Senre nodded, once, while he undid my bounds. “She is. And while we would not harm her, we would ask her a number of very pointed questions. Why would a decent person seek out the Blooded? Has she been recruited? How do the Blooded do so? Find her, Del Tancih. While we cannot offer you any official capacity within the Temple, we might be able to find you some… opportunities. Opportunities – and privileges.”
Senre nodded once again to indicate that I could go. Still trembling, I mustered as much conspirator's calm as I could manage. I rose and walked dazed toward the great double Temple door. Of course, not even for the Blood of History itself would I give her over to any such as them.
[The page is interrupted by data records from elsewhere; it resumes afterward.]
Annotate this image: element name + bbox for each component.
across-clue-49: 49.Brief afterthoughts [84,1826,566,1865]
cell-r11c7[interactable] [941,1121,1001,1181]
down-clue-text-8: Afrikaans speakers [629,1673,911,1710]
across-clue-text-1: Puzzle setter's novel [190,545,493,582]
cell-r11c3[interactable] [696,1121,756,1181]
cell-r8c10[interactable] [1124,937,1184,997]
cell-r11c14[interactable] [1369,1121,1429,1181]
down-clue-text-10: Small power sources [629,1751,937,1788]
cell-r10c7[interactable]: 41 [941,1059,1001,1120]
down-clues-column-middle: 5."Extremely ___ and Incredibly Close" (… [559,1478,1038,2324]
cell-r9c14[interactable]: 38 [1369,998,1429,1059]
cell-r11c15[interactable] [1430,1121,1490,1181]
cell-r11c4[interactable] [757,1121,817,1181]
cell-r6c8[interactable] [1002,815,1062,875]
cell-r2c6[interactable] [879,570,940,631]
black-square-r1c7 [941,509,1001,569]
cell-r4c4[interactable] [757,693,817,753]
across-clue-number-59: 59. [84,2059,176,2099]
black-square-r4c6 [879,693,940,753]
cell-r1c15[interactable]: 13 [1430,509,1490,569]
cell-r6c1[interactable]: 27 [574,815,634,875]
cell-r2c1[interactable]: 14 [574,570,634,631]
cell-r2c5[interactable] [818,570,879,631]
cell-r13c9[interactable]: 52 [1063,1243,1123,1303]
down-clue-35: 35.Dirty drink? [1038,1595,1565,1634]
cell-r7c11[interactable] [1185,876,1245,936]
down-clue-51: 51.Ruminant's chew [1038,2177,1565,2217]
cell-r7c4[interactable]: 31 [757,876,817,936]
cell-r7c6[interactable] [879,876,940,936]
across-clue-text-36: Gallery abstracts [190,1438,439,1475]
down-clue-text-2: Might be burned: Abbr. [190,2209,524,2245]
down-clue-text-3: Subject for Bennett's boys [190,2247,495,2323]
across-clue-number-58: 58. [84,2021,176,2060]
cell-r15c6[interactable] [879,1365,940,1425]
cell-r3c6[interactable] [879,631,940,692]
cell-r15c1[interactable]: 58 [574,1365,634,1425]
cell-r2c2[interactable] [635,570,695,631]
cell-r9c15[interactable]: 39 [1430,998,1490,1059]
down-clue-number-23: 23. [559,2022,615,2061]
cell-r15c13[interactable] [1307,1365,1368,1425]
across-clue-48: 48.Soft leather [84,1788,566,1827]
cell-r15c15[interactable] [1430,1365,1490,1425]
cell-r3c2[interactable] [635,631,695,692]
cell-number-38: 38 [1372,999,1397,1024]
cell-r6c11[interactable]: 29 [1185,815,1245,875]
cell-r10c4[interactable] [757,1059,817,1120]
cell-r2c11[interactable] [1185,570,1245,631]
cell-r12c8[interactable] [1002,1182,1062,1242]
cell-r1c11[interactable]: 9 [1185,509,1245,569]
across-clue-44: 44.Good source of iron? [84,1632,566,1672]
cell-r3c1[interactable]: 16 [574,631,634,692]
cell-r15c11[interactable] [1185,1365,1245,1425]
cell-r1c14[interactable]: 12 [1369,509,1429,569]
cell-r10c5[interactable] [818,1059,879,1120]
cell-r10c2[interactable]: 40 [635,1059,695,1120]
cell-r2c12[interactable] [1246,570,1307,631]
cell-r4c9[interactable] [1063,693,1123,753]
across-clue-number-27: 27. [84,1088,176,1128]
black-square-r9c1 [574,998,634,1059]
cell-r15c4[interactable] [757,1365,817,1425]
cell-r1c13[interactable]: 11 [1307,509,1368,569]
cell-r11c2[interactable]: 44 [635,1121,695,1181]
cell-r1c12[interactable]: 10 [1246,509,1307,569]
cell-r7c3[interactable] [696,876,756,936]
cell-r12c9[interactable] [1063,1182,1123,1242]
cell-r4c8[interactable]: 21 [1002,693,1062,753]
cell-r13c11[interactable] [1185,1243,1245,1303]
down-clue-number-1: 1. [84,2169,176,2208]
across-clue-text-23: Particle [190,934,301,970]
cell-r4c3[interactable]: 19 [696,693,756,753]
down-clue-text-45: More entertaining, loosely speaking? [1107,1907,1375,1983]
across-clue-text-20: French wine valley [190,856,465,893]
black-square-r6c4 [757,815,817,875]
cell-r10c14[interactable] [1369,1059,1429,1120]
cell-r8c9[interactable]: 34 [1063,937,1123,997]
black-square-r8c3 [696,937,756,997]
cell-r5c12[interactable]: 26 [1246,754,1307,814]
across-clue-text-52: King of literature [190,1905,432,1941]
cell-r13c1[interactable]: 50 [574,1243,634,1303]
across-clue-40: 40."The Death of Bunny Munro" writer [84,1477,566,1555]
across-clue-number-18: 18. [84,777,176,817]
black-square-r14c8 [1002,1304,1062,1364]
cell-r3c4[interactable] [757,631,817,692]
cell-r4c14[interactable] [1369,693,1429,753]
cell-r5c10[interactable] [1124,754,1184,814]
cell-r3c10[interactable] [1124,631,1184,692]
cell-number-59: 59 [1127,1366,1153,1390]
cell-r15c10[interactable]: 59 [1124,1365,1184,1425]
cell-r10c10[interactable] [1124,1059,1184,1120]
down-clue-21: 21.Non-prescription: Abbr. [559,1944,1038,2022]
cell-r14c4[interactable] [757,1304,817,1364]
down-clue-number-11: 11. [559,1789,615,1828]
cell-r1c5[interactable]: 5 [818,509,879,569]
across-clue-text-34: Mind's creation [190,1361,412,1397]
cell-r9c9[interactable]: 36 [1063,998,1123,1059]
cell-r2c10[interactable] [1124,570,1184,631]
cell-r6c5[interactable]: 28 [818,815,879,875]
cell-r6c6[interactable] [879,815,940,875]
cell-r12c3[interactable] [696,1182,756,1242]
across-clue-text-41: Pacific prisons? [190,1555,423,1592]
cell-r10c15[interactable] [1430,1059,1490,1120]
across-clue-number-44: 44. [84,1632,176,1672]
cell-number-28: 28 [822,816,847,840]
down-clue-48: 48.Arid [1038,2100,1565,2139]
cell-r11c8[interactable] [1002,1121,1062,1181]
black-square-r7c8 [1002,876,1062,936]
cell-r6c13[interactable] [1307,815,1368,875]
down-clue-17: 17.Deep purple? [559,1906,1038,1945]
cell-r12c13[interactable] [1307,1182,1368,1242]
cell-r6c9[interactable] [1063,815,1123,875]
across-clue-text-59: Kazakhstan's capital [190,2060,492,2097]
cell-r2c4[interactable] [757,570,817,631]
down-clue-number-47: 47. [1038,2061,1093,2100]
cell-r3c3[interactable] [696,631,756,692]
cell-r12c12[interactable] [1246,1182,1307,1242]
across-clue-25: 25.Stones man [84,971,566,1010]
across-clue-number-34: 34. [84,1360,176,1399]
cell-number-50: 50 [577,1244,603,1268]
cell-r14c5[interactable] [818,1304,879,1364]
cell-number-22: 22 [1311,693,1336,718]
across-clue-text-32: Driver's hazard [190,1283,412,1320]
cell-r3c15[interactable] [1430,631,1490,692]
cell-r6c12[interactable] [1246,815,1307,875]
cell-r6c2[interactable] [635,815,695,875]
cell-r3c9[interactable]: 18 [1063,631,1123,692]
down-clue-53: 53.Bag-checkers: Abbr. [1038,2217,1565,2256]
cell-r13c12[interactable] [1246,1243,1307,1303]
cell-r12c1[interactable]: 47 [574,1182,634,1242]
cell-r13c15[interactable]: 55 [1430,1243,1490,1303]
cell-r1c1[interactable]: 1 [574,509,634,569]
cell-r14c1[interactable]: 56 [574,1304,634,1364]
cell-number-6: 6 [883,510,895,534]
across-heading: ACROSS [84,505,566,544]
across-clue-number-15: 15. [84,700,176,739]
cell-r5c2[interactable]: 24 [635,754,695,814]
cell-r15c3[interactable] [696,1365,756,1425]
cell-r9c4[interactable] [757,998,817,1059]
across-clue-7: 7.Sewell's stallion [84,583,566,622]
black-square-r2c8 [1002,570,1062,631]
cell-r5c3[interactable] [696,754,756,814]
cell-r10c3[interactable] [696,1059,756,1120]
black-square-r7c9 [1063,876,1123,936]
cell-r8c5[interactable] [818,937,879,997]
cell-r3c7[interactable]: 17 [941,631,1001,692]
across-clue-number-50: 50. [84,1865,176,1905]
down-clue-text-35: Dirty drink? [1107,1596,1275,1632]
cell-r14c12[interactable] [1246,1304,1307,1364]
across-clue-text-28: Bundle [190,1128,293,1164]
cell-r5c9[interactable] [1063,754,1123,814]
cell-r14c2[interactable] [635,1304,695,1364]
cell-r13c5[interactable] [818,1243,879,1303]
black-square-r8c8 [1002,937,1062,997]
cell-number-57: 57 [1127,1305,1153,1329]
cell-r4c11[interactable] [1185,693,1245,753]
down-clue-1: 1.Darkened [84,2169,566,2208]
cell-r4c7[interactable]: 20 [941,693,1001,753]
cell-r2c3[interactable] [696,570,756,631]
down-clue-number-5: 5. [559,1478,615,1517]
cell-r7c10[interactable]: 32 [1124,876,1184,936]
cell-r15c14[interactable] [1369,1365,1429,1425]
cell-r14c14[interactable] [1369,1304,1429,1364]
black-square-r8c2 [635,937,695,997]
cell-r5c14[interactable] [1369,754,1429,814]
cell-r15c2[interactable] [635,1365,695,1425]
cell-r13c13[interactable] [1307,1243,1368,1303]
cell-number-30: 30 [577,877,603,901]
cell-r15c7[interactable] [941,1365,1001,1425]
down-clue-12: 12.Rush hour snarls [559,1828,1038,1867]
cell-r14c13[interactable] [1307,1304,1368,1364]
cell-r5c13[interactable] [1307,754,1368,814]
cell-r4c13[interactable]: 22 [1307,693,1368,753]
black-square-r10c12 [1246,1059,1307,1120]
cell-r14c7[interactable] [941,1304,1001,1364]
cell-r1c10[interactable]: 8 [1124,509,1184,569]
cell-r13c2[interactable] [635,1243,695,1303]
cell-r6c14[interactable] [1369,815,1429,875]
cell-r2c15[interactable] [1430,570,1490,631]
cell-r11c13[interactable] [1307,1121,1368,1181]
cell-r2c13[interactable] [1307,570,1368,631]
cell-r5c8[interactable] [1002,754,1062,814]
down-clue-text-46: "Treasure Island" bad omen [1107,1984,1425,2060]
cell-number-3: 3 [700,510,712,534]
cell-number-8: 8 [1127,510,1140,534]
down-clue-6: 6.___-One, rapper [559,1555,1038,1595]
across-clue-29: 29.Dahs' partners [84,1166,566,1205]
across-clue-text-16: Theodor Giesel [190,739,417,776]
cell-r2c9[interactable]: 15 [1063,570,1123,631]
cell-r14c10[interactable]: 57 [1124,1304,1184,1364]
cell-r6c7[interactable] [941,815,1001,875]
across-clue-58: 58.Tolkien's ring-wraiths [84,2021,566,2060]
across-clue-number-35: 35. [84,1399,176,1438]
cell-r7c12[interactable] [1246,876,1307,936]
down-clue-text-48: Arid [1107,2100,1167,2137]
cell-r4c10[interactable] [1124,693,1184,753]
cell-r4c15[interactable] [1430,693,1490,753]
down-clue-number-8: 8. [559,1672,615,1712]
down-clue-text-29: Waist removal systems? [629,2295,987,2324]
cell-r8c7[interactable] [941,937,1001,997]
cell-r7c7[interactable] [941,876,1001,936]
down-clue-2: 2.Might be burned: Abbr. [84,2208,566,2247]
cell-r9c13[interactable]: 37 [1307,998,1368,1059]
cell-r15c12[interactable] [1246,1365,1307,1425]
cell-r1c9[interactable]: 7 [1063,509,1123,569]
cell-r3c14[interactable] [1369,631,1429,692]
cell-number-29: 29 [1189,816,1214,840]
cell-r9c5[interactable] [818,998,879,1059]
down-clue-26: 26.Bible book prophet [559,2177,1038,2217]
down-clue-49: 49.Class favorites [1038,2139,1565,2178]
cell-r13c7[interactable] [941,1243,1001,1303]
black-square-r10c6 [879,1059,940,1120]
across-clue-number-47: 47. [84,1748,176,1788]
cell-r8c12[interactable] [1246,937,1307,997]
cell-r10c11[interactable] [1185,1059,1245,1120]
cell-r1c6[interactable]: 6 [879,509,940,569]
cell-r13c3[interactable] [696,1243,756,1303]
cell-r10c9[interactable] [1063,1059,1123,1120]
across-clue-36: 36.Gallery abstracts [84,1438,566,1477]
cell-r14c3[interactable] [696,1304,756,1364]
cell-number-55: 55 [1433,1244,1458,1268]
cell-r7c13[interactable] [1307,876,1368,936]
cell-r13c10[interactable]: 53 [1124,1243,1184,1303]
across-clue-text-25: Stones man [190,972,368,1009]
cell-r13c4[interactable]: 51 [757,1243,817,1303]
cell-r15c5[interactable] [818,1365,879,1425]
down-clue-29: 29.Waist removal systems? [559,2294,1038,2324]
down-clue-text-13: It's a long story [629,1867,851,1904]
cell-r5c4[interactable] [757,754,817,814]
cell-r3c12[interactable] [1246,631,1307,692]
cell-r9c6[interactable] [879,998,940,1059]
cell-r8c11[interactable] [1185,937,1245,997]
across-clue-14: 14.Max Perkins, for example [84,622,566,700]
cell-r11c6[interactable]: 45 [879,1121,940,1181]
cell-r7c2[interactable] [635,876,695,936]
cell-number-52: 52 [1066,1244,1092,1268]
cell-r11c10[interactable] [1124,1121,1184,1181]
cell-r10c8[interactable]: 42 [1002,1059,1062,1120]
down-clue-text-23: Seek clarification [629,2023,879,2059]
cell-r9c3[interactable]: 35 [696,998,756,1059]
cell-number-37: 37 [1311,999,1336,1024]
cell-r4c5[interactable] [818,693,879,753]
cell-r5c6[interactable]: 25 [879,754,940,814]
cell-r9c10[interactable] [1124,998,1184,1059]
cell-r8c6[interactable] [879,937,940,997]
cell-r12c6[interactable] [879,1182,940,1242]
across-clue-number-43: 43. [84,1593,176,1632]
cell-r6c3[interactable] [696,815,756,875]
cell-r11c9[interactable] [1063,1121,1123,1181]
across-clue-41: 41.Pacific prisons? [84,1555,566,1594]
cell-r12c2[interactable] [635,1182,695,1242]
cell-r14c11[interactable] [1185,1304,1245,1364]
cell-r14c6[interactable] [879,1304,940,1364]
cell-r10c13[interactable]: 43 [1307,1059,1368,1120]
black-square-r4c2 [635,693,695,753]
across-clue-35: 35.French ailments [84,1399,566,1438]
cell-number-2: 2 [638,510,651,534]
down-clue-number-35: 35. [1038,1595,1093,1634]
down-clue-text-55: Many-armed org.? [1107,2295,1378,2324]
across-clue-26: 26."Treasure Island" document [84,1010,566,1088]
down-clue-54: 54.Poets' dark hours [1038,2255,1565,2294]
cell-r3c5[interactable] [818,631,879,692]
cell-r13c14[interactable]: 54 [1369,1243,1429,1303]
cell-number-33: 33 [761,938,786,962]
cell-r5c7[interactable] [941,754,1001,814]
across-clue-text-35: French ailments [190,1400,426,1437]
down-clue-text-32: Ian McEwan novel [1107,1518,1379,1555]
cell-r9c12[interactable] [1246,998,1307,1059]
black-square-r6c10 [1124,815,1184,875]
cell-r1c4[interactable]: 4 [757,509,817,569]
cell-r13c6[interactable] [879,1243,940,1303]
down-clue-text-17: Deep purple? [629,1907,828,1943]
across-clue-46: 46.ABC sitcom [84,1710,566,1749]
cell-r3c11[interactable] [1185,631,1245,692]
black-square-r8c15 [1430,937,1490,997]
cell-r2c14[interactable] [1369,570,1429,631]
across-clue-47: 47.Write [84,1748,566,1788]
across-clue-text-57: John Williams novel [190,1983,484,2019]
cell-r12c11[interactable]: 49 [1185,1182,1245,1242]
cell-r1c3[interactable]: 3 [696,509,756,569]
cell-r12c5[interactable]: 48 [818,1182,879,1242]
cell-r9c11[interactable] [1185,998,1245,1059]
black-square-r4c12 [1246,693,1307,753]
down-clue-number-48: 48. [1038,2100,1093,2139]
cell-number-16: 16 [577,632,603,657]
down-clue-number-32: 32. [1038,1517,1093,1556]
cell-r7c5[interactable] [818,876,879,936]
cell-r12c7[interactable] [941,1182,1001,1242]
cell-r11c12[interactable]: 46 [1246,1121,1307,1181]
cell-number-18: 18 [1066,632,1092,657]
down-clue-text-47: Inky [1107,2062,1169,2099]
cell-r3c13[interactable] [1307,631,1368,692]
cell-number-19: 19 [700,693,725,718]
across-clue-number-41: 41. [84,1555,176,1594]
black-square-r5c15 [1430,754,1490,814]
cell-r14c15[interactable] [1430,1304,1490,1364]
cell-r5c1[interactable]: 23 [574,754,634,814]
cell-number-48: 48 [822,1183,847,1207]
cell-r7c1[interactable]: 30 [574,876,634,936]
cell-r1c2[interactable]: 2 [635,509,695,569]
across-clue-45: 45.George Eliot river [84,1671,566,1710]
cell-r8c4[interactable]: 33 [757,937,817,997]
But the walk across the broad stone sanctuary was sobering, and seemed to last for several distinct eternities.
As I left I thanked the lingering grace of the Profusion that Head Senre’s familiarity with me had dulled his perceptions. He had known me until I was nearly sixteen, but that was eight years hence. Doubtless, because he sees me at Temple every Octday, he believes I’ve remained the rashly pious youth that I once was. He believed my petty thieves’ tricks because I’ve never been arrested for a crime.
In this manner I drove away my fear by the time I pushed the Temple doors apart. This evening’s knife was hardly the first pressed against my neck – and it will not be my last.
So I stepped outside into the cool night air of Ariel, nodding to a tall man with hair like a mess of straw. He was leaving the Temple by another door, and would have just finished the Prayers of Dusk, those devotions that mark the extinguishing of last lights in the face of coming darkness – and all our time upon this world. Thaeron lives, we know, at the end of the long diminution of humanity’s worthy days, the last dregs of the benefits of the Profusion throughout the galaxy.
“Beautiful evening, yes?” he asked, shuffling in my direction. He he clutched in his hand the simple talisman of the Baker's Guild, a copper emblem of a loaf of bread.